- Handiaya Location in Punjab, India Handiaya Handiaya (India)
- Coordinates: 30°20′29″N 75°30′42″E﻿ / ﻿30.3413°N 75.5117°E
- Country: India
- State: Punjab
- District: Barnala

Population (2011)
- • Total: 12,507

Languages
- • Official: Punjabi
- Time zone: UTC+5:30 (IST)
- Postal code: 148107
- Vehicle registration: Pb19

= Handiaya =

Handiaya is a town and a nagar panchayat in Barnala district in the Indian state of Punjab.

==Demographics==
The Handiaya Nagar Panchayat has population of 12,507 of which 6,810 are males while 5,697 are females as per report released by Census India 2011. The town is divided into 11 wards.

The population of children aged 0-6 is 1670 which is 13.35 % of total population of Handiaya (NP). In Handiaya Nagar Panchayat, the female sex ratio is 837 against state average of 895. Moreover the child sex ratio in Handiaya is around 843 compared to Punjab state average of 846. The literacy rate of Handiaya town is 66.26 % lower than state average of 75.84 %. In Handiaya, male literacy is around 71.29 % while the female literacy rate is 60.25 %.
Handiaya Nagar Panchayat has total administration over 2,702 houses to which it supplies basic amenities like water and sewerage. It is also authorize to build roads within Nagar Panchayat limits and impose taxes on properties coming under its jurisdiction.
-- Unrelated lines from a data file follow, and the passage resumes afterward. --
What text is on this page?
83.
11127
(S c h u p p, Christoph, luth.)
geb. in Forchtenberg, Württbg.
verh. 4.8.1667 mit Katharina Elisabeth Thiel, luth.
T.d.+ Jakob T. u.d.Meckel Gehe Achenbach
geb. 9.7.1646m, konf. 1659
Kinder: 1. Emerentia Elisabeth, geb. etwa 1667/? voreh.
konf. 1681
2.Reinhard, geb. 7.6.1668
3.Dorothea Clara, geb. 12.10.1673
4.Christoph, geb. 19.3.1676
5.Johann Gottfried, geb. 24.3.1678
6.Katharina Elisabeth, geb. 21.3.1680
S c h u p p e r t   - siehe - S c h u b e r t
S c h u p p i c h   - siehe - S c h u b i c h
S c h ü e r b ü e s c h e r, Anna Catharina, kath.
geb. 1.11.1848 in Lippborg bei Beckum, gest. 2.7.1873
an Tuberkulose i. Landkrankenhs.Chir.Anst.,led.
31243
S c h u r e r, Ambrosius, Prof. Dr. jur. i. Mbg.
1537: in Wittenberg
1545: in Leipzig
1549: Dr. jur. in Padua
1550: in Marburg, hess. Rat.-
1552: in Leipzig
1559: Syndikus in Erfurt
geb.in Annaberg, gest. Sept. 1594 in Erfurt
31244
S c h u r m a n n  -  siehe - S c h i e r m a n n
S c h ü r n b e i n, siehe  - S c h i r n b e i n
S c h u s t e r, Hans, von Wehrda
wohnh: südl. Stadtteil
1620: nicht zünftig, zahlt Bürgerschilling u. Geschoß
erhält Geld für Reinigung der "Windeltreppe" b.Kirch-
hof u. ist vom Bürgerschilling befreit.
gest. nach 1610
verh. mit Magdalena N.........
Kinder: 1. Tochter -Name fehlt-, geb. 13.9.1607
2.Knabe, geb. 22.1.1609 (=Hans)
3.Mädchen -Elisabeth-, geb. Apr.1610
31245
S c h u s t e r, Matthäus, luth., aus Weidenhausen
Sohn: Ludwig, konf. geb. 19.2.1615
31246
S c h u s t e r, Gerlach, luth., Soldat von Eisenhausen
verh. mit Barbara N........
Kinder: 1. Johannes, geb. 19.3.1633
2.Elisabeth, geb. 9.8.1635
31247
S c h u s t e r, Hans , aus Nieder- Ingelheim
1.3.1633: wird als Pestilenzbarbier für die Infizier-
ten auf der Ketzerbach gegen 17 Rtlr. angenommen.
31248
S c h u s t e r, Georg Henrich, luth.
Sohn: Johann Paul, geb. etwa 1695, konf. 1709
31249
The table below shows the population of different religious groups in Handiaya town, as of 2011 census.

Population by religious groups in Handiaya town, 2011 census
| Religion | Total | Female | Male |
|---|---|---|---|
| Sikh | 7,765 | 3,661 | 4,104 |
| Hindu | 4,059 | 1,724 | 2,335 |
| Muslim | 671 | 307 | 364 |
| Christian | 10 | 5 | 5 |
| Buddhist | 2 | 0 | 2 |
| Total | 12,507 | 5,697 | 6,810 |

==Transportation==
Hadiyaya railway station is situated at Handiaya on Bathinda–Rajpura line operated by the Northern Railway under Ambala railway division.